How should we think of the critical connection between brain injuries and the visual consequences?  First, consider the things that the visual system does that we don’t ordinarily appreciate. For example when your brain is hurt the coordination between the systems in your brain gets fouled up. How?

Think of your visual system as the proverbial “canary in the coal mine,” that gives you an idea of how easily your brain is working. Because our vision so immediate and so intimate to our daily lives it is often the first system to signal something’s wrong.  An easy way to think about this is that your brain has two channels: the first channel answers the question, “what is it that I am looking at?”  The second channel answers the question,  “where is it?” We ordinarily coordinate these two channels effortlessly.

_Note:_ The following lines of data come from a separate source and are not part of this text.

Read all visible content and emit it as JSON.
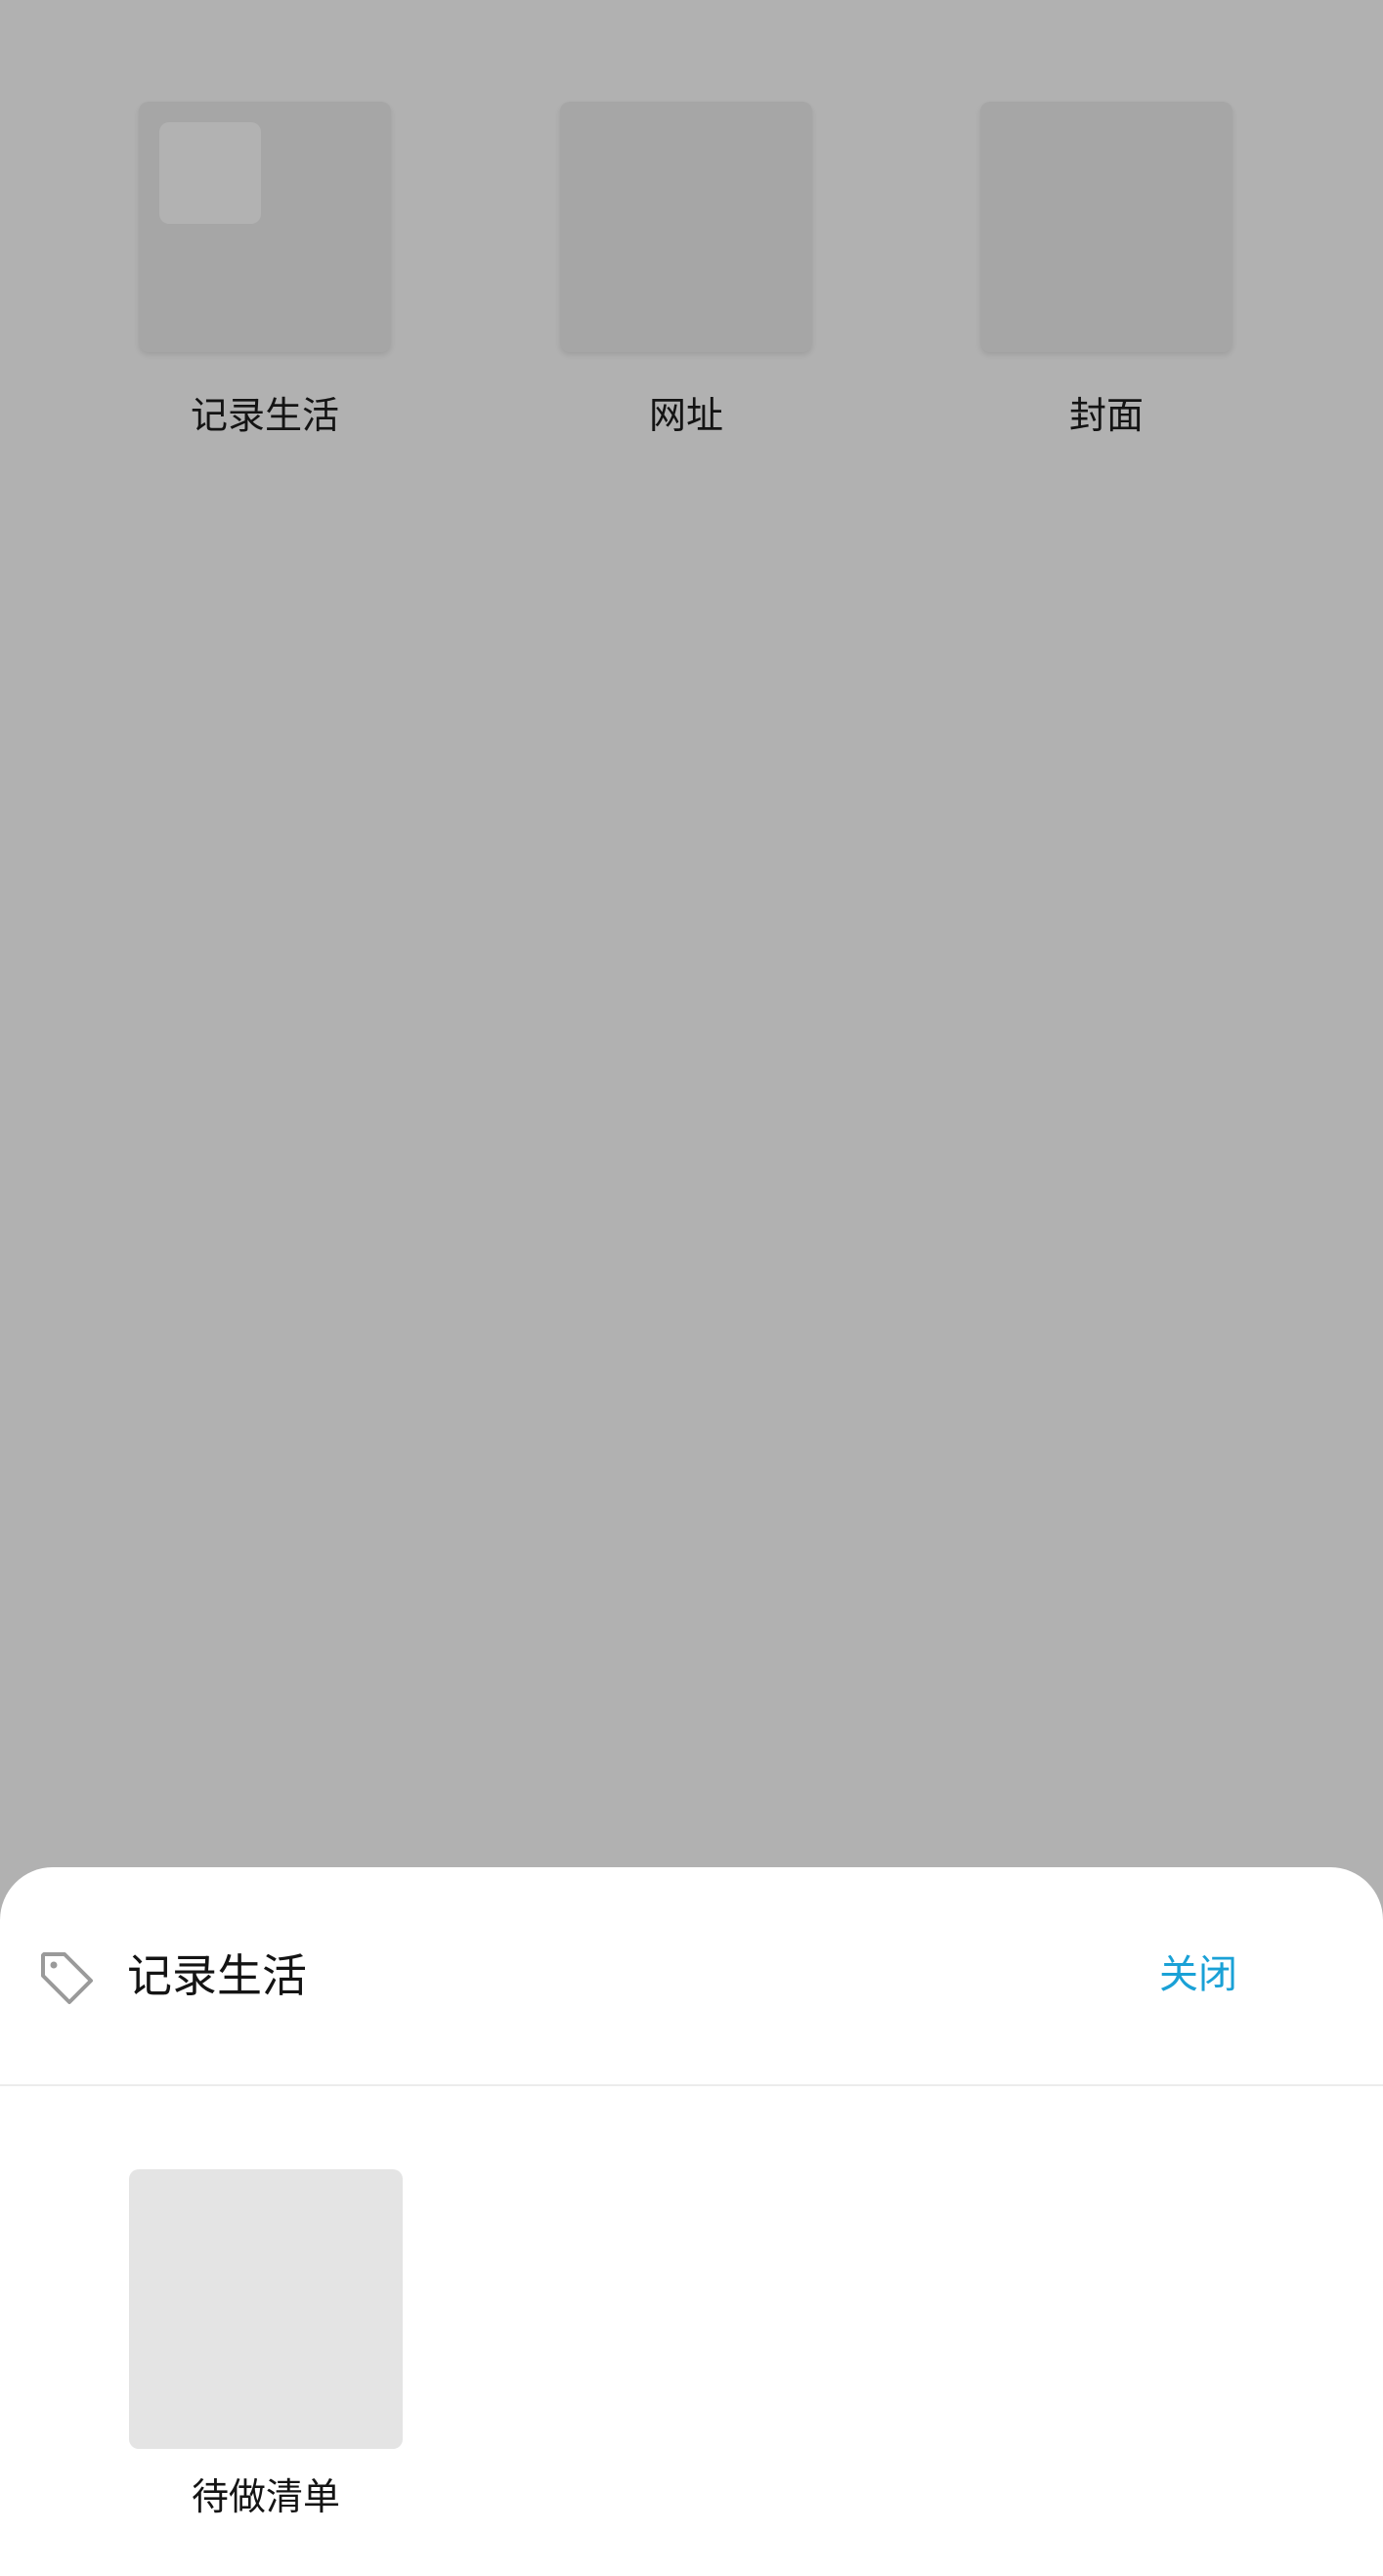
{
  "background_folders": [
    {
      "label": "记录生活",
      "has_thumbnail": true
    },
    {
      "label": "网址",
      "has_thumbnail": false
    },
    {
      "label": "封面",
      "has_thumbnail": false
    }
  ],
  "sheet": {
    "icon": "tag-icon",
    "title": "记录生活",
    "close_label": "关闭",
    "items": [
      {
        "label": "待做清单"
      }
    ]
  },
  "colors": {
    "overlay": "#b1b1b1",
    "accent": "#1aa1d6",
    "sheet_background": "#ffffff",
    "tile_placeholder": "#e4e4e4"
  }
}
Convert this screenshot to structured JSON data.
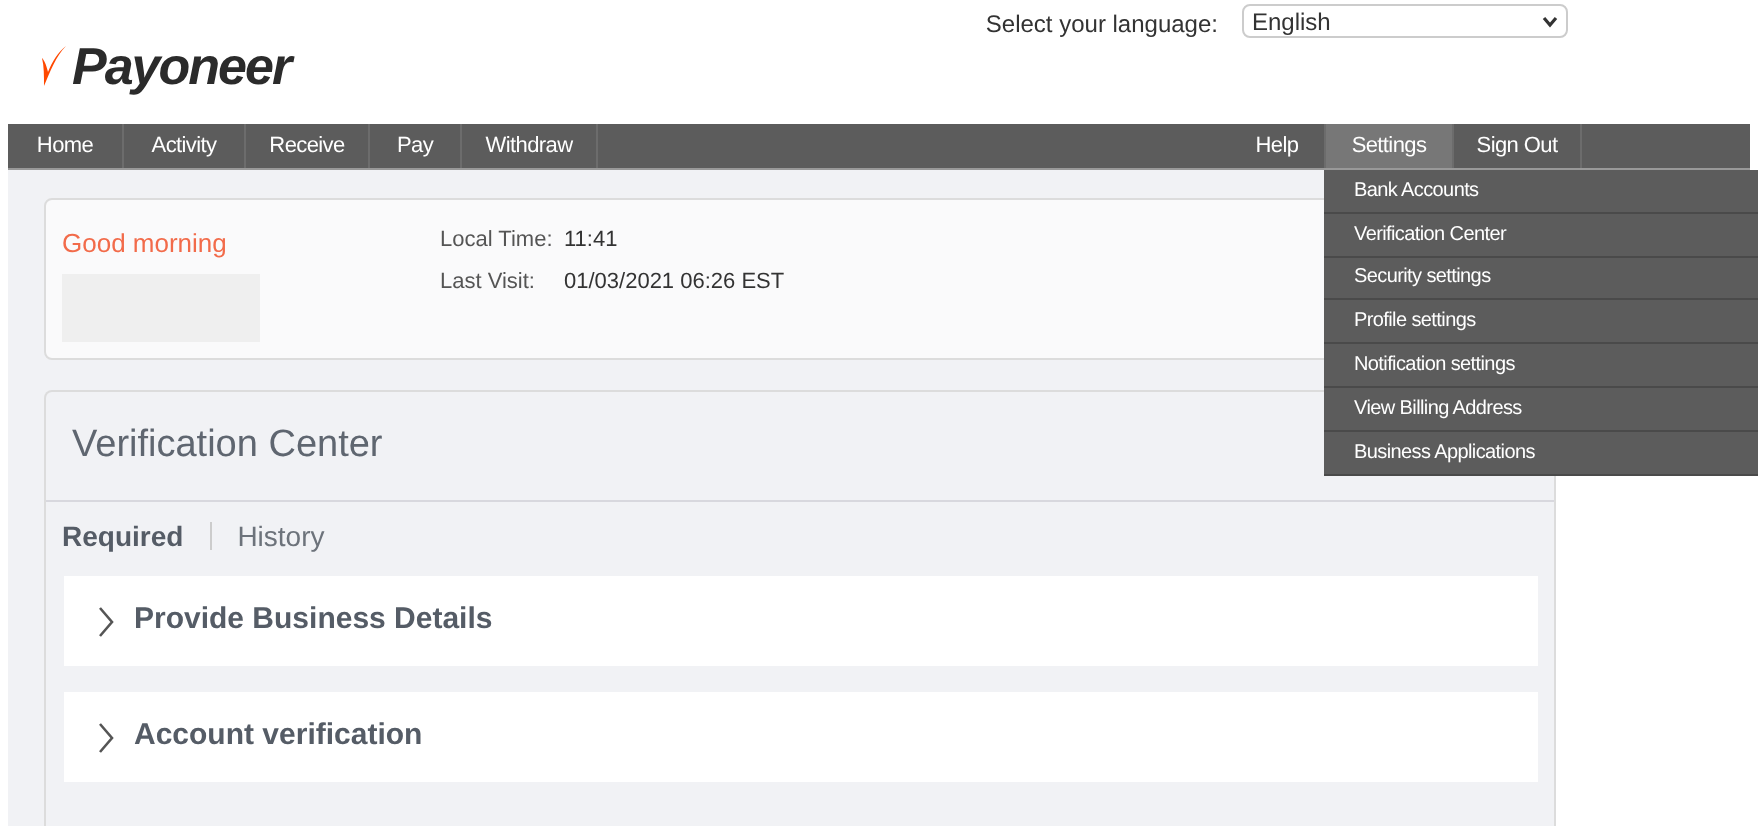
{
  "logo": {
    "text": "Payoneer"
  },
  "language": {
    "label": "Select your language:",
    "value": "English"
  },
  "nav_left": [
    {
      "label": "Home",
      "selected": false
    },
    {
      "label": "Activity",
      "selected": false
    },
    {
      "label": "Receive",
      "selected": false
    },
    {
      "label": "Pay",
      "selected": false
    },
    {
      "label": "Withdraw",
      "selected": false
    }
  ],
  "nav_right": [
    {
      "label": "Help",
      "selected": false
    },
    {
      "label": "Settings",
      "selected": true
    },
    {
      "label": "Sign Out",
      "selected": false
    }
  ],
  "settings_menu": {
    "expanded": true,
    "items": [
      "Bank Accounts",
      "Verification Center",
      "Security settings",
      "Profile settings",
      "Notification settings",
      "View Billing Address",
      "Business Applications"
    ]
  },
  "greeting": {
    "text": "Good morning",
    "local_time_label": "Local Time:",
    "local_time": "11:41",
    "last_visit_label": "Last Visit:",
    "last_visit": "01/03/2021 06:26 EST"
  },
  "verification": {
    "title": "Verification Center",
    "tabs": [
      {
        "label": "Required",
        "selected": true
      },
      {
        "label": "History",
        "selected": false
      }
    ],
    "sections": [
      {
        "title": "Provide Business Details",
        "expanded": false
      },
      {
        "title": "Account verification",
        "expanded": false
      }
    ]
  }
}
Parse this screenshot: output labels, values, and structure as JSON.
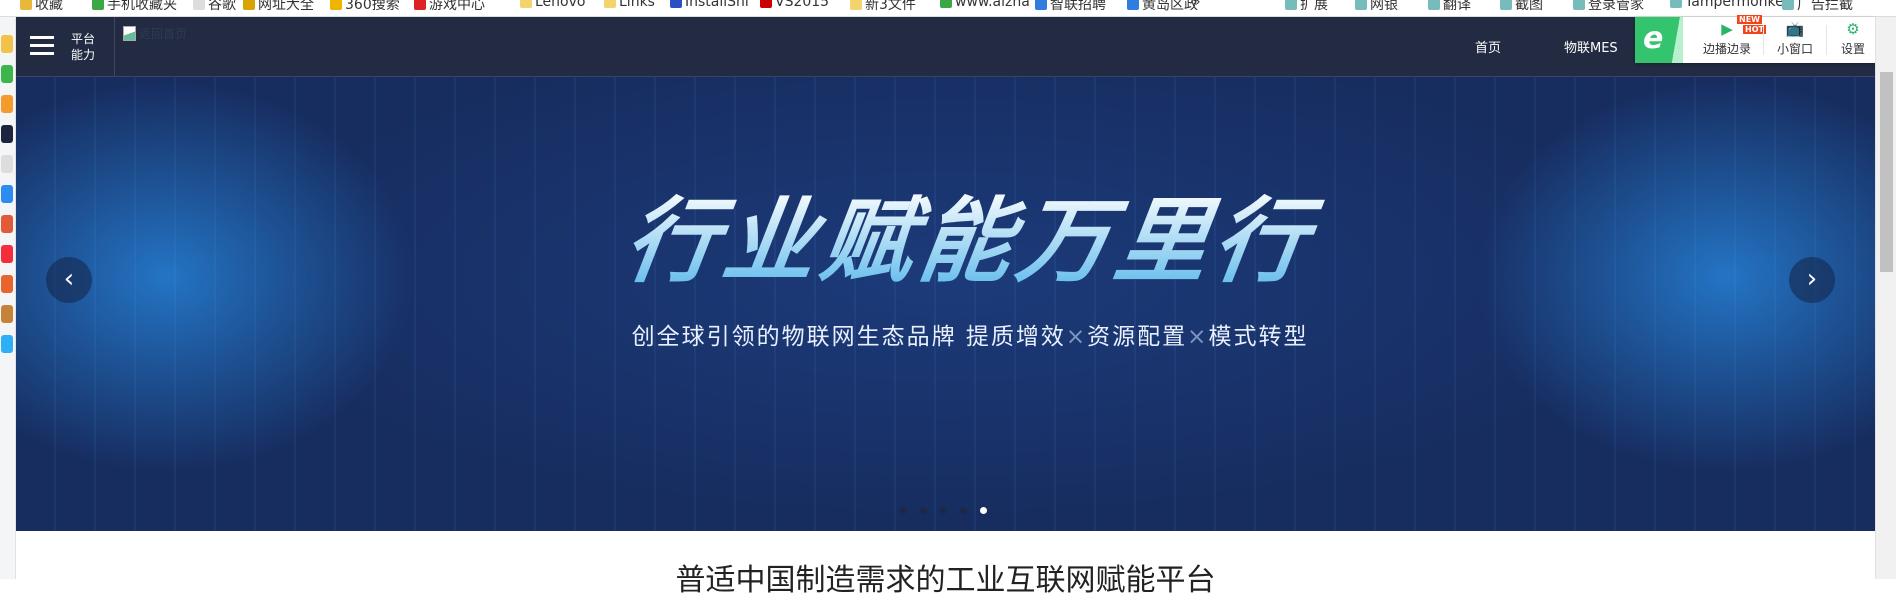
{
  "bookmarks": {
    "left": [
      "收藏",
      "手机收藏夹",
      "谷歌",
      "网址大全",
      "360搜索",
      "游戏中心",
      "Lenovo",
      "Links",
      "InstallShi",
      "VS2015",
      "新3文件",
      "www.aizha",
      "智联招聘",
      "黄岛区政"
    ],
    "more": "»",
    "right": [
      "扩展",
      "网银",
      "翻译",
      "截图",
      "登录管家",
      "Tampermonke",
      "广告拦截"
    ]
  },
  "header": {
    "menu_label": "平台能力",
    "logo_alt": "返回首页",
    "nav": [
      "首页",
      "物联MES"
    ]
  },
  "extension": {
    "logo": "e",
    "buttons": [
      {
        "label": "边播边录",
        "icon": "video-record-icon",
        "badges": [
          "NEW",
          "HOT"
        ]
      },
      {
        "label": "小窗口",
        "icon": "tv-icon"
      },
      {
        "label": "设置",
        "icon": "gear-icon"
      }
    ]
  },
  "banner": {
    "title": "行业赋能万里行",
    "subtitle_parts": [
      "创全球引领的物联网生态品牌  提质增效",
      "资源配置",
      "模式转型"
    ],
    "separator": "×",
    "prev": "‹",
    "next": "›",
    "slide_count": 5,
    "active_slide": 5
  },
  "section": {
    "title": "普适中国制造需求的工业互联网赋能平台"
  },
  "colors": {
    "header": "#222b41",
    "banner": "#172d60",
    "accent": "#35c46e"
  }
}
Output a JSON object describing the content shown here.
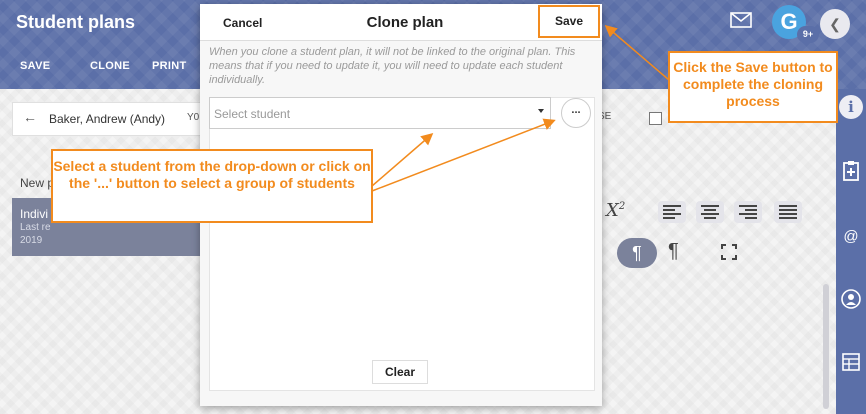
{
  "app": {
    "title": "Student plans",
    "avatar_letter": "G",
    "notification_badge": "9+"
  },
  "toolbar": {
    "save": "SAVE",
    "clone": "CLONE",
    "print": "PRINT"
  },
  "student_bar": {
    "student_name": "Baker, Andrew (Andy)",
    "year_fragment": "Y0",
    "right_fragment": "SE"
  },
  "plans": {
    "new_label": "New p",
    "card_title": "Indivi",
    "card_line2": "Last re",
    "card_line3": "2019"
  },
  "formatting": {
    "superscript": "X",
    "superscript_sup": "2"
  },
  "modal": {
    "cancel_label": "Cancel",
    "title": "Clone plan",
    "save_label": "Save",
    "note": "When you clone a student plan, it will not be linked to the original plan. This means that if you need to update it, you will need to update each student individually.",
    "select_placeholder": "Select student",
    "more_label": "...",
    "clear_label": "Clear"
  },
  "callouts": {
    "save_hint": "Click the Save button to complete the cloning process",
    "select_hint": "Select a student from the drop-down or click on the '...'  button to select a group of students"
  },
  "colors": {
    "header": "#5b6fa8",
    "callout_accent": "#f28b1e",
    "avatar": "#4aa3df"
  }
}
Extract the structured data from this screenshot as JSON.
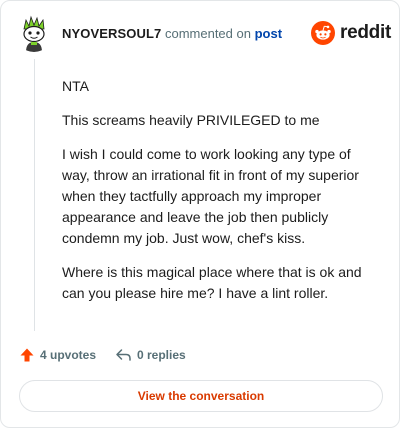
{
  "header": {
    "username": "NYOVERSOUL7",
    "action_text": "commented on",
    "post_link": "post",
    "brand_name": "reddit"
  },
  "comment": {
    "paragraphs": [
      "NTA",
      "This screams heavily PRIVILEGED to me",
      "I wish I could come to work looking any type of way, throw an irrational fit in front of my superior when they tactfully approach my improper appearance and leave the job then publicly condemn my job. Just wow, chef's kiss.",
      "Where is this magical place where that is ok and can you please hire me? I have a lint roller."
    ]
  },
  "footer": {
    "upvotes_label": "4 upvotes",
    "replies_label": "0 replies",
    "view_button": "View the conversation"
  },
  "colors": {
    "brand_orange": "#ff4500",
    "link_blue": "#0045ac",
    "button_text": "#d93a00",
    "avatar_green": "#7dd12b"
  },
  "icons": [
    "snoo-avatar-icon",
    "reddit-logo-icon",
    "upvote-arrow-icon",
    "reply-arrow-icon"
  ]
}
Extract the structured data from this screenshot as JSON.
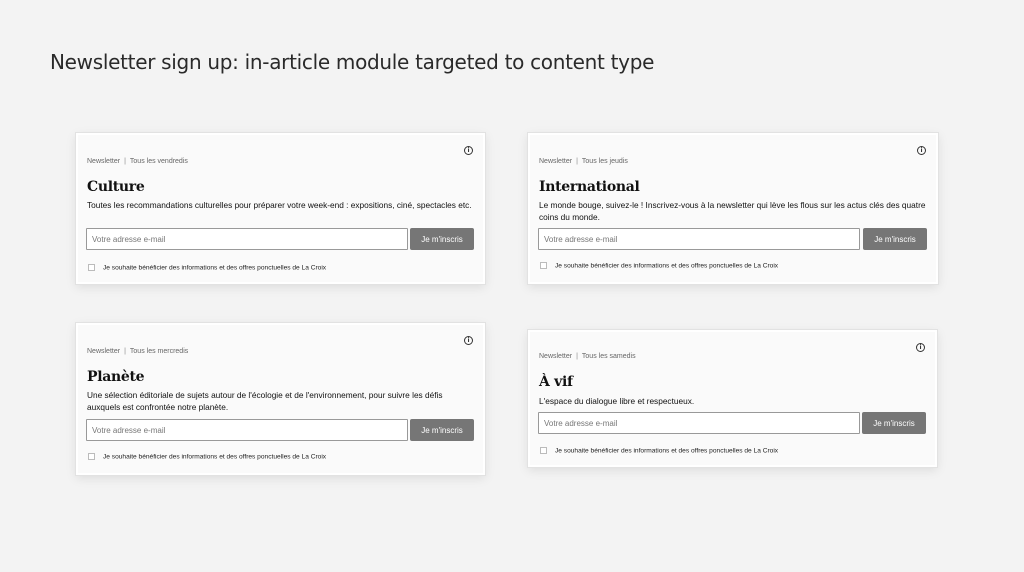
{
  "page": {
    "title": "Newsletter sign up: in-article module targeted to content type"
  },
  "cards": [
    {
      "category": "Newsletter",
      "frequency": "Tous les vendredis",
      "title": "Culture",
      "description": "Toutes les recommandations culturelles pour préparer votre week-end : expositions, ciné, spectacles etc.",
      "email_placeholder": "Votre adresse e-mail",
      "button_label": "Je m'inscris",
      "consent_label": "Je souhaite bénéficier des informations et des offres ponctuelles de La Croix"
    },
    {
      "category": "Newsletter",
      "frequency": "Tous les jeudis",
      "title": "International",
      "description": "Le monde bouge, suivez-le ! Inscrivez-vous à la newsletter qui lève les flous sur les actus clés des quatre coins du monde.",
      "email_placeholder": "Votre adresse e-mail",
      "button_label": "Je m'inscris",
      "consent_label": "Je souhaite bénéficier des informations et des offres ponctuelles de La Croix"
    },
    {
      "category": "Newsletter",
      "frequency": "Tous les mercredis",
      "title": "Planète",
      "description": "Une sélection éditoriale de sujets autour de l'écologie et de l'environnement, pour suivre les défis auxquels est confrontée notre planète.",
      "email_placeholder": "Votre adresse e-mail",
      "button_label": "Je m'inscris",
      "consent_label": "Je souhaite bénéficier des informations et des offres ponctuelles de La Croix"
    },
    {
      "category": "Newsletter",
      "frequency": "Tous les samedis",
      "title": "À vif",
      "description": "L'espace du dialogue libre et respectueux.",
      "email_placeholder": "Votre adresse e-mail",
      "button_label": "Je m'inscris",
      "consent_label": "Je souhaite bénéficier des informations et des offres ponctuelles de La Croix"
    }
  ],
  "icons": {
    "info": "info-circle-icon"
  },
  "colors": {
    "background": "#f3f3f3",
    "card_background": "#fafafa",
    "button": "#767676",
    "text": "#111111"
  }
}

Think about a modern TV that has picture in picture capability. You could watch Downton Abbey for example, on one part of your screen and see a basketball game on the other part. Both pictures would be clear; you could see them both at the same time, and you could decide which one you wanted to pay attention to for your own viewing pleasure.  You could switch back and forth between the 2 programs, maybe changing your focus from one to the other when there is a commercial on one channel.

Now imagine that instead of those two simple pictures being available to you, they are mixed up. Sometimes one picture overlaps the other one, or the TV is double so you get confused because sometimes there are 4 channels. Sometimes one picture is clear and the other one has static, or you can’t seem to find the second picture.   Sometimes you can hear the audio easily on the picture you want to and other times it’s completely missing.  And you cannot find the remote control to attempt to fix it.

In other words, your capacity to easily and effortlessly see what you want when you want would be terribly compromised.  The result is being overwhelmed, overstimulated, confused, and lost in a three-dimensional world.  That’s an easy way to understand visually what often happens when you sustain a brain injury.

Luckily, there is help!  If you feel you have visual problems after suffering a brain injury, find an optometrist specializing in vision rehabilitation.  Vision should not be an early warning system.  Your vision should support your recovery.